This post comes hot off the heels of something I read on another blog. And I had to come on here and say something about the same issue. I’d love to hear some comments on this one.
We seem to have a huge number of different worship styles and concomitant services out there. Family services; seeker services; youth services; praise and worship services; miracles-and-healing services; outreach services (and maybe we also have ‘inreach’ as well…); high-church services; low church services – and all with their own music protocols, dress codes and vernaculars.
I’m not knocking variety. But today’s question goes something like this: while of course the world is made up of difference – period – at what point do we stop being positively different – culturally and linguistically etc – under the banner of Christ – and become veritable capitalist consumers of worship?
In the book Selling Worship, Pete Ward makes the point that ‘evangelicals have been engaged in ‘selling worship.’ Now he does go on to make the point that ‘selling’ in this instance is not inherently negative, but can be understood as a ‘means of communication and exchange.’

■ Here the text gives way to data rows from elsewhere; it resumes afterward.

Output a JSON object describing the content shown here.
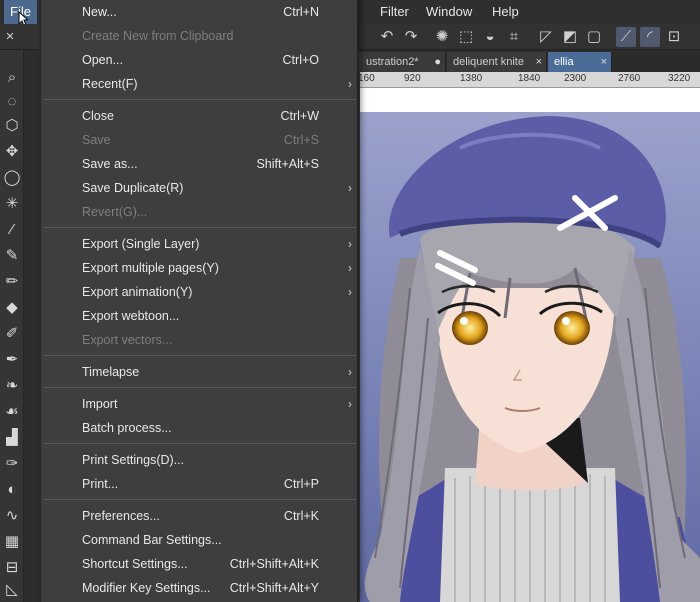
{
  "menubar": {
    "file": "File",
    "filter": "Filter",
    "window": "Window",
    "help": "Help"
  },
  "tabs": [
    {
      "label": "ustration2*",
      "close": "●"
    },
    {
      "label": "deliquent knite",
      "close": "×"
    },
    {
      "label": "ellia",
      "close": "×"
    }
  ],
  "ruler": [
    "160",
    "920",
    "1380",
    "1840",
    "2300",
    "2760",
    "3220"
  ],
  "file_menu": {
    "items": [
      {
        "label": "New...",
        "shortcut": "Ctrl+N"
      },
      {
        "label": "Create New from Clipboard",
        "disabled": true
      },
      {
        "label": "Open...",
        "shortcut": "Ctrl+O"
      },
      {
        "label": "Recent(F)",
        "arrow": "›"
      },
      {
        "label": "Close",
        "shortcut": "Ctrl+W"
      },
      {
        "label": "Save",
        "shortcut": "Ctrl+S",
        "disabled": true
      },
      {
        "label": "Save as...",
        "shortcut": "Shift+Alt+S"
      },
      {
        "label": "Save Duplicate(R)",
        "arrow": "›"
      },
      {
        "label": "Revert(G)...",
        "disabled": true
      },
      {
        "label": "Export (Single Layer)",
        "arrow": "›"
      },
      {
        "label": "Export multiple pages(Y)",
        "arrow": "›"
      },
      {
        "label": "Export animation(Y)",
        "arrow": "›"
      },
      {
        "label": "Export webtoon..."
      },
      {
        "label": "Export vectors...",
        "disabled": true
      },
      {
        "label": "Timelapse",
        "arrow": "›"
      },
      {
        "label": "Import",
        "arrow": "›"
      },
      {
        "label": "Batch process..."
      },
      {
        "label": "Print Settings(D)..."
      },
      {
        "label": "Print...",
        "shortcut": "Ctrl+P"
      },
      {
        "label": "Preferences...",
        "shortcut": "Ctrl+K"
      },
      {
        "label": "Command Bar Settings..."
      },
      {
        "label": "Shortcut Settings...",
        "shortcut": "Ctrl+Shift+Alt+K"
      },
      {
        "label": "Modifier Key Settings...",
        "shortcut": "Ctrl+Shift+Alt+Y"
      }
    ]
  },
  "colors": {
    "menu_bg": "#3e3e3e",
    "highlight": "#4d6a8e",
    "active_tab": "#4c6c98",
    "beret": "#5b5ea6",
    "hair": "#9c9aa3",
    "eye": "#d9a21b",
    "skin": "#f6ded3",
    "sky": "#7b86b8"
  }
}
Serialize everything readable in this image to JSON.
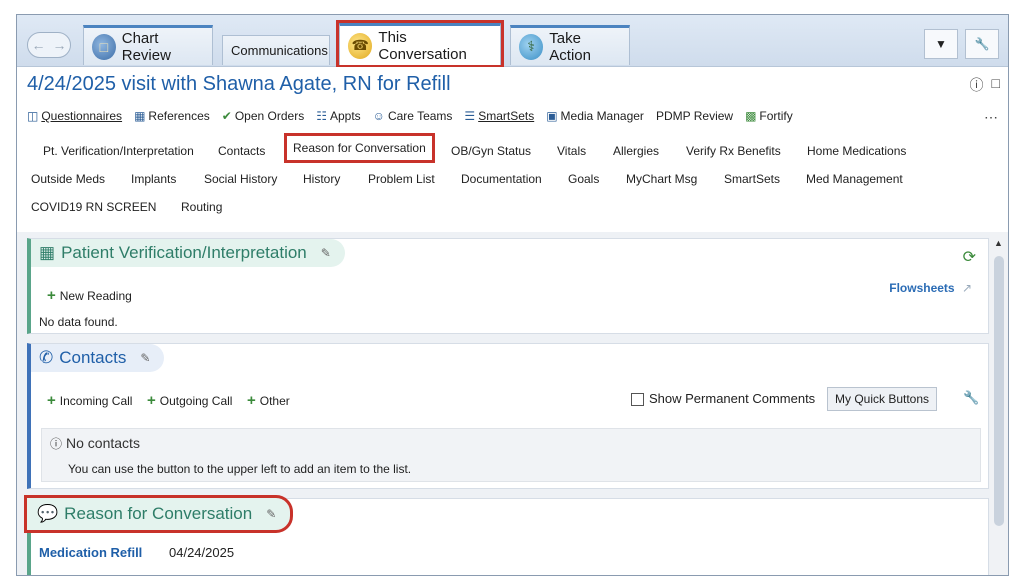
{
  "tabs": {
    "chart_review": "Chart Review",
    "communications": "Communications",
    "this_conversation": "This Conversation",
    "take_action": "Take Action"
  },
  "header": {
    "title": "4/24/2025 visit with Shawna Agate, RN for Refill"
  },
  "toolbar": [
    {
      "label": "Questionnaires",
      "icon": "questionnaire-icon"
    },
    {
      "label": "References",
      "icon": "references-icon"
    },
    {
      "label": "Open Orders",
      "icon": "checkmark-icon"
    },
    {
      "label": "Appts",
      "icon": "appts-icon"
    },
    {
      "label": "Care Teams",
      "icon": "care-teams-icon"
    },
    {
      "label": "SmartSets",
      "icon": "smartsets-icon"
    },
    {
      "label": "Media Manager",
      "icon": "media-manager-icon"
    },
    {
      "label": "PDMP Review",
      "icon": ""
    },
    {
      "label": "Fortify",
      "icon": "fortify-icon"
    }
  ],
  "nav_row1": [
    "Pt. Verification/Interpretation",
    "Contacts",
    "Reason for Conversation",
    "OB/Gyn Status",
    "Vitals",
    "Allergies",
    "Verify Rx Benefits",
    "Home Medications"
  ],
  "nav_row2": [
    "Outside Meds",
    "Implants",
    "Social History",
    "History",
    "Problem List",
    "Documentation",
    "Goals",
    "MyChart Msg",
    "SmartSets",
    "Med Management"
  ],
  "nav_row3": [
    "COVID19 RN SCREEN",
    "Routing"
  ],
  "pt_verification": {
    "title": "Patient Verification/Interpretation",
    "new_reading": "New Reading",
    "no_data": "No data found.",
    "flowsheets": "Flowsheets"
  },
  "contacts": {
    "title": "Contacts",
    "incoming": "Incoming Call",
    "outgoing": "Outgoing Call",
    "other": "Other",
    "show_permanent": "Show Permanent Comments",
    "quick_buttons": "My Quick Buttons",
    "no_contacts": "No contacts",
    "hint": "You can use the button to the upper left to add an item to the list."
  },
  "reason": {
    "title": "Reason for Conversation",
    "item": "Medication Refill",
    "date": "04/24/2025"
  },
  "colors": {
    "accent_blue": "#1f5fa8",
    "highlight_red": "#c8322a",
    "teal": "#2e7d68"
  }
}
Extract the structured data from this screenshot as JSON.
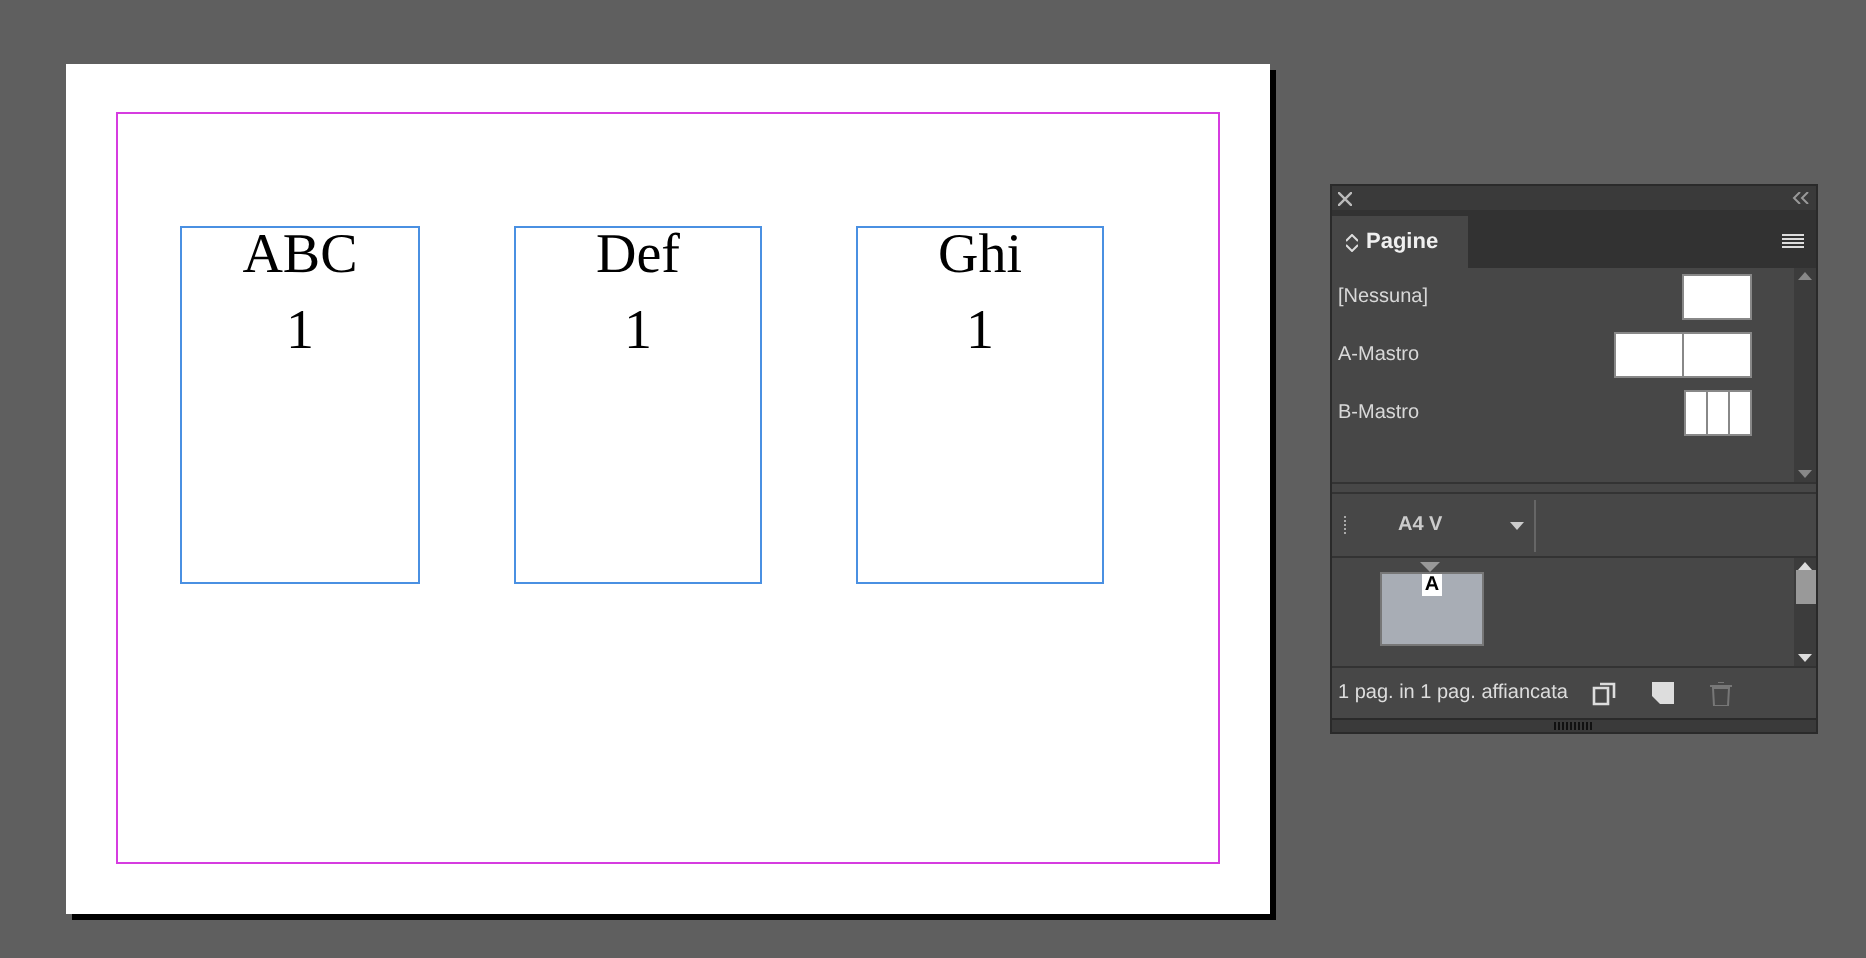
{
  "document": {
    "frames": [
      {
        "title": "ABC",
        "number": "1"
      },
      {
        "title": "Def",
        "number": "1"
      },
      {
        "title": "Ghi",
        "number": "1"
      }
    ]
  },
  "panel": {
    "tab": "Pagine",
    "masters": [
      {
        "label": "[Nessuna]",
        "kind": "single"
      },
      {
        "label": "A-Mastro",
        "kind": "spread"
      },
      {
        "label": "B-Mastro",
        "kind": "triple"
      }
    ],
    "size": "A4 V",
    "page_master": "A",
    "status": "1 pag. in 1 pag. affiancata"
  }
}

I’m still considering my theoretical response to that, but there is a level on which I do take his point. Nonetheless, we can use that concept as a jumping-off point for other journeys of thought. One of the crucial ways in which many churches seem to try and ‘attract’ new members is by investing time and money into ‘worship’ which often means into the music. Now, at least two authors that I have read have made the point – in different ways – that the only thing that matters in a worship service is the presence of God. And my own drum on this matter beats to this tune: it is theologically and spiritually corrupt to sing songs and make statements declaring the presence of God in a sanctuary when He may in fact not be there ministering to the congregation at large. If the speaker is unconsecrated and unsanctified in the sight of God, how can the Holy Spirit work through that person? If the praise team members are indulging in sexual proclivities and not confessing it before God, however well they sing, how on earth is a HOLY God supposed to minister through them? Or, flip that round – if the worship team have actually prepared to lead the congregation into an actual worship experience, but the overwhelming majority of congregants only want to have a jolly sing-song – that’s a tug’o’war right there in the sanctuary. How does the Spirit function on those occasions?
I’ve been talking about praise teams – which clearly represents the more ‘contemporary’ end of the bandwagon. Let’s switch to the traditional. Some churches regard the organist as a ‘minister of music’ – but how many organists who are in fact good enough to be paid to play at church services are fully-confessional Christians? And since when does singing hymns instead of so-called ‘worship songs’ indicate greater piety or spirituality by definition? Does God only favour the high-European cultural tradition? There are a whole heap of people who are in serious confusion on this point – but the issue of the only thing mattering being that of the presence of God in a liturgical gathering still remains paramount. God is not in any way more guaranteed to show up if you sing 300-year-old hymns and do away with drums. The praise teams frequently commit what I call ‘spiritual perjury’ – but the hymn-singers are also frequently condemned by the very theology espoused by those anointed hymn-writers of yore.
We really could not be more fragmented within our worshipping communities. Capitalism has fuelled the ideology of self-interest and naked materialism, and the result is impending economic meltdown on a global scale. And yet, so many people would rather do anything other than give up their rights as consumers. This type of thinking has spread to the ways in which Christians decide where they worship from week to week. To my mind, every service should be family-friendly – but the perceived need to put bums on seats has turned the sacred business of soul-winning into a business enterprise (yes, I’m aware of that Weberian argument about the Protestant roots of capitalism – but this isn’t the time for that). Pete Ward again: “In the present day church growth models draw quite openly from business-management theories.” So, if churches cater for a wide range of markets – sorry, I meant ‘needs’ – then in a stats-conscious society, as the numbers go up, the better the ‘church is doing.’ As such, it becomes about offering a ‘choice’ – and churchgoers are increasingly growing up on a diet of expectations of ‘experiences’ that are supposed to fill the God-shaped hole in all of us.
Worship may be a noun, but it will always also be a verb. And it requires a little more than simply turning up to a place where others claim worship will take place. One can experience ‘something’ but experiencing the presence of God is not a ‘run-of-the-mill experience.’ It is literally life-changing. The quest for a ‘worship experience’ is not always going to lead to a discovery of God. And if the believers are busy consuming worship styles based on their worship aesthetics – what kind of message is being sent out to those who do not know God for themselves, and for whom the lives of the self-proclaimed Christians is the ‘only Bible they’ll ever read?’